Scivola voluttuoso come burro

bagnato nelle orecchie

il morso ringhiante dell’attesa,

il cane prepara piano l’attacco alla notte

che non sa della sua morte nella pazienza,

un’ombra opaca lo guarda dal buco

d’un muro, non ha occhi né bocca:

è plasma di bava furiosa, racchiude il DNA

d’una felicità perduta.

©Inediti

© Lorenzo Pataro

Lorenzo Pataro è nato e vive in Calabria, in provincia di Cosenza, nel 1998. Studia Lettere Moderne a Salerno.
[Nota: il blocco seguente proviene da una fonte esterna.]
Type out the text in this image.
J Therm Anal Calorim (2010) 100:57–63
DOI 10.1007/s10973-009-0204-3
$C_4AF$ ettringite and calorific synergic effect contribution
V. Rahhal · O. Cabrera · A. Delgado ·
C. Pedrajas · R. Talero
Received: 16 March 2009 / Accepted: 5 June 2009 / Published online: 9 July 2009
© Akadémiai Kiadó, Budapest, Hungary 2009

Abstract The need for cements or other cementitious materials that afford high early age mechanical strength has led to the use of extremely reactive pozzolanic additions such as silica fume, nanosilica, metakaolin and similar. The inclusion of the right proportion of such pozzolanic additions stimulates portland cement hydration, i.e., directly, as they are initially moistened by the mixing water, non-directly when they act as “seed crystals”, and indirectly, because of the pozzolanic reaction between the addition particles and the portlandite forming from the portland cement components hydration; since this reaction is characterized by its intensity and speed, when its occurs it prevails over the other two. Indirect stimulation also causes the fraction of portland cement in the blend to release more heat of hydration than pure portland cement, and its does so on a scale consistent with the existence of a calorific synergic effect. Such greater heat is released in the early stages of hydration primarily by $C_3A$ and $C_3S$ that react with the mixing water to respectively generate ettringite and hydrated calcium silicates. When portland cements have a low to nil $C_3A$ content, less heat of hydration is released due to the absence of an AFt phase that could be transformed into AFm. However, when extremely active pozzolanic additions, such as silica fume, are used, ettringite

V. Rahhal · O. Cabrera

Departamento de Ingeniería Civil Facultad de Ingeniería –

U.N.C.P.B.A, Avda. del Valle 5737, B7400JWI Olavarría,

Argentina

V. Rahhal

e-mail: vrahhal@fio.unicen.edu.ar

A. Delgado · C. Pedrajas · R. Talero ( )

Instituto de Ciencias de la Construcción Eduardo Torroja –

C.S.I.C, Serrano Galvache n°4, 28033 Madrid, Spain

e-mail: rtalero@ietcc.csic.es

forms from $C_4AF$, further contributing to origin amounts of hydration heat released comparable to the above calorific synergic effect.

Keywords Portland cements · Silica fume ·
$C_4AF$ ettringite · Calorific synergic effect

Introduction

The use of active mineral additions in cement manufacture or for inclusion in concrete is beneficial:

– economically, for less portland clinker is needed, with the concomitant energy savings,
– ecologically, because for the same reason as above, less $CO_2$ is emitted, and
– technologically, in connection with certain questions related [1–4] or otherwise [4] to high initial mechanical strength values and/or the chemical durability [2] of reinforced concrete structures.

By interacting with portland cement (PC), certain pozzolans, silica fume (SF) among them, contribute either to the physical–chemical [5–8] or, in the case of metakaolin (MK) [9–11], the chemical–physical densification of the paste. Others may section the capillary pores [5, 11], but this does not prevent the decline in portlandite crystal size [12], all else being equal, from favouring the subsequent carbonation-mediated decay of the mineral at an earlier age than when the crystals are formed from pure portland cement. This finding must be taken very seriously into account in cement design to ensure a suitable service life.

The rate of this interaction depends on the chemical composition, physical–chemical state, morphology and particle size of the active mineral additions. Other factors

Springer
Lo scorso giugno è stata pubblicata la sua prima silloge poetica per Controluna-edizioni di poesia, “Bruciare la sete”, con la prefazione di Eleonora Rimolo. Diversi testi sono usciti per riviste e Lit-blog come Atelier Poesia (uno di questi è stato tradotto in spagnolo dal Centro Cultural Tina Modotti di Antonio Nazzaro), Poetarum Silva, YAWP: giornale di letterature e filosofie, Frequenze poetiche, Menti sommerse per la rubrica “I fiordalisi”, Poesia ultracontemporanea, Neobar, Limina mundi, Poesie sull’albero, Un posto di vacanza, La rosa in più.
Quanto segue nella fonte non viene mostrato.